Published March 17, 2021 Updated March 17, 2021 08:17pm
By

TORONTO: The Canadian dollar edged lower against its US counterpart on Wednesday, pulling back from an earlier three-year high as oil fell and tamer-than-expected domestic inflation data supported the Bank of Canada's patient approach to raising interest rates.

Canada's annual inflation rate rose to 1.1% in February from 1.0% in January but below analysts estimates of 1.3%.

"The CPI report is consistent with steady, accommodative policy from the BoC for an extended period," said Ryan Brecht, a senior economist at Action Economics.

The central bank has signaled that its benchmark interest rate will be left at a record low of 0.25% until 2023, but money markets have been pricing in an earlier move and strategists expect the bank to cut its bond purchases next month.

The Canadian dollar was trading 0.2% lower at 1.2473 to the greenback, or 80.17 US cents, having touched its strongest intraday level since February 2018 at 1.2434.

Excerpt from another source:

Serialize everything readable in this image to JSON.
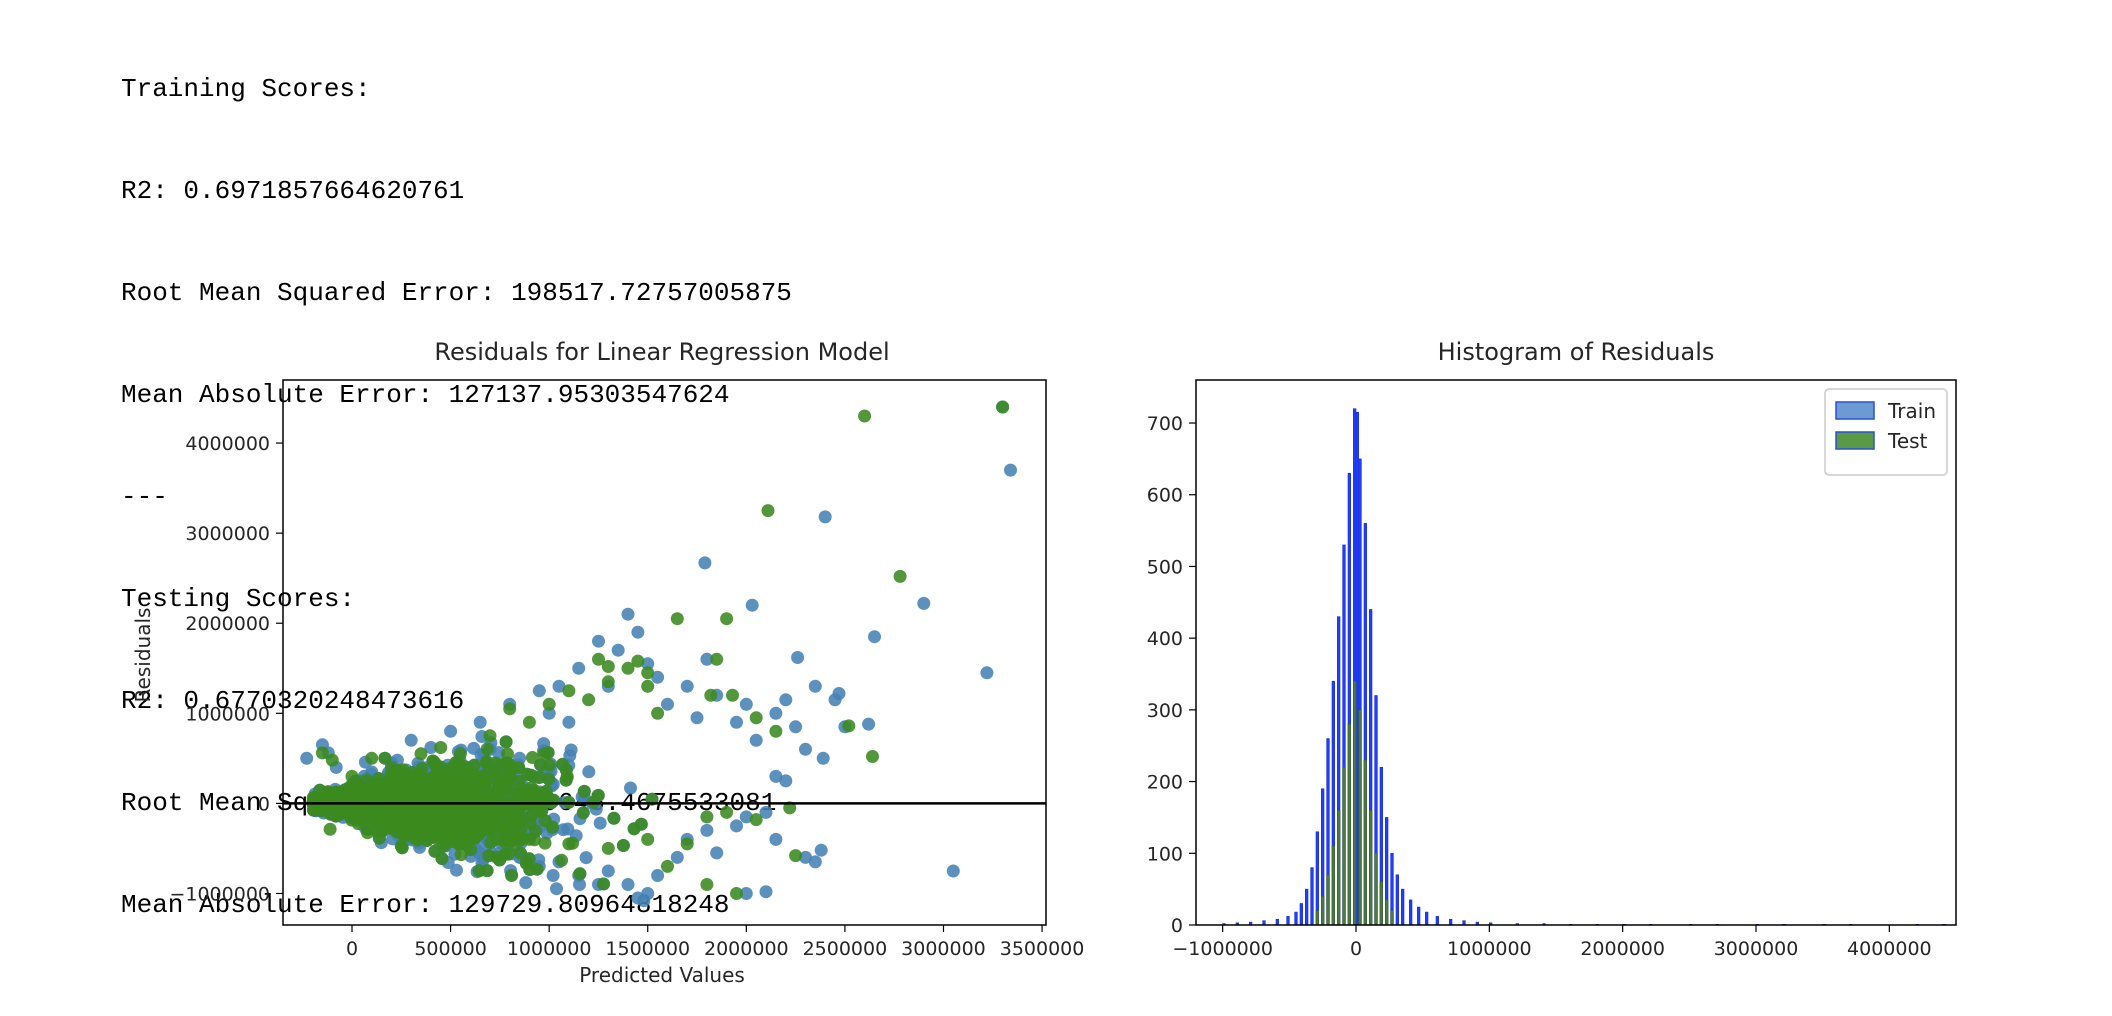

The price of oil, one of Canada's major exports, slipped for a fourth day as concerns about weaker demand in Europe outweighed an industry report that showed US crude inventories unexpectedly fell last week.

US crude prices were down 0.7% at $64.34 a barrel.

Canadian government bond yields were higher across a steeper curve in sympathy with US Treasuries ahead of a Federal Reserve interest rate decision, with investors expecting the Fed to forecast the US economy will grow in 2021 at the fastest rate in decades.

The 10-year yield touched its highest since January 2020 at 1.633% before dipping to 1.616%, up 4.8 basis points on the day.